18 DE MARZO DE 2005

Una avenida de tilos que conducía hasta la casa de Mauri Kallis, la Heredad Regla, recorría el kilómetro y medio que había desde la carretera. Los árboles eran viejas damas de más de doscientos años, huesudas aunque gráciles, y algunos de ellos huecos como robles. Estaban ordenados a pares, dos a dos, instruyendo a los visitantes que aquí reinaba un orden de muchos cientos de años. Aquí uno se sentaba bien a la mesa a la hora de comer y observaba unas formas corteses y esmeradas.

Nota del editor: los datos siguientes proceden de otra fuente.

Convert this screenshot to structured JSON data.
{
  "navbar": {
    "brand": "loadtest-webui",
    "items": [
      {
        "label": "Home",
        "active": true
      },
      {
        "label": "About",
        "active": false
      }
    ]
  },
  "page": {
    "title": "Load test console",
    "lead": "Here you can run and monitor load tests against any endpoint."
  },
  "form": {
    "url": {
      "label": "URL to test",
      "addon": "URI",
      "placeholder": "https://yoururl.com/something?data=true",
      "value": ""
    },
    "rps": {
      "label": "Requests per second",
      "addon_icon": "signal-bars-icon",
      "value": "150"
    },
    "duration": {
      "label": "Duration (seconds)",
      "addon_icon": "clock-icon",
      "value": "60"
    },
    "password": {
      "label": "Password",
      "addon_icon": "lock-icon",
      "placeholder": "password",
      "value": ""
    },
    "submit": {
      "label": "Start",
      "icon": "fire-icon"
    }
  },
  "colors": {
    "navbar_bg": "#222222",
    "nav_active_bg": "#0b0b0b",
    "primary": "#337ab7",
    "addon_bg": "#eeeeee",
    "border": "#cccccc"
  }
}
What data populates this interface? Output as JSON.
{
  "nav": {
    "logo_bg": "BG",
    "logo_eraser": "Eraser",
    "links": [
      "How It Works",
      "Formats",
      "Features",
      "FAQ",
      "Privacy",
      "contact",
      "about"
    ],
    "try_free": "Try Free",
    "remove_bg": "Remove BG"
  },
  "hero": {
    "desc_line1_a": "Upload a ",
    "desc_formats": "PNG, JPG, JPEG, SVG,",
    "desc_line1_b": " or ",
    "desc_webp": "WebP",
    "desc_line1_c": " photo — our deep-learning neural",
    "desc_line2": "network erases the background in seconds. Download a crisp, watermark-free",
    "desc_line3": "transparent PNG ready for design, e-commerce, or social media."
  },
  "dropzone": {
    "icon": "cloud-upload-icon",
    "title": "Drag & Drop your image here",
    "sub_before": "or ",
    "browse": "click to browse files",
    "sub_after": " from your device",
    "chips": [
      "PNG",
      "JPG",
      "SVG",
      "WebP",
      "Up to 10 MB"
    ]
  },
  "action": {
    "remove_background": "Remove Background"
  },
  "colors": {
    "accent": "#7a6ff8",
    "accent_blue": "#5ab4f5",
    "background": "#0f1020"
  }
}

Al cabo de un kilómetro, la avenida acababa en una verja. A otros cuatrocientos metros otra verja, que estaba montada en un muro de obra vista encalado, rodeaba la zona del patio. Las verjas de hierro eran unos buenos trabajos de herrero, de dos metros de alto, que se abrían con control remoto instalado en los automóviles de la gente que vivía allí. Por el contrario, las visitas tenían que esperar en la parte de afuera de la verja y llamar al portero automático.

El edificio principal era una casa de piedra de color blanco con el tejado negro de pizarra, columnas a los dos lados de la entrada, alas y vitrales. La decoración era básicamente de la segunda mitad del siglo XVI. Sólo en los baños se había roto el estilo pasando al totalmente moderno diseño de Philippe Starck.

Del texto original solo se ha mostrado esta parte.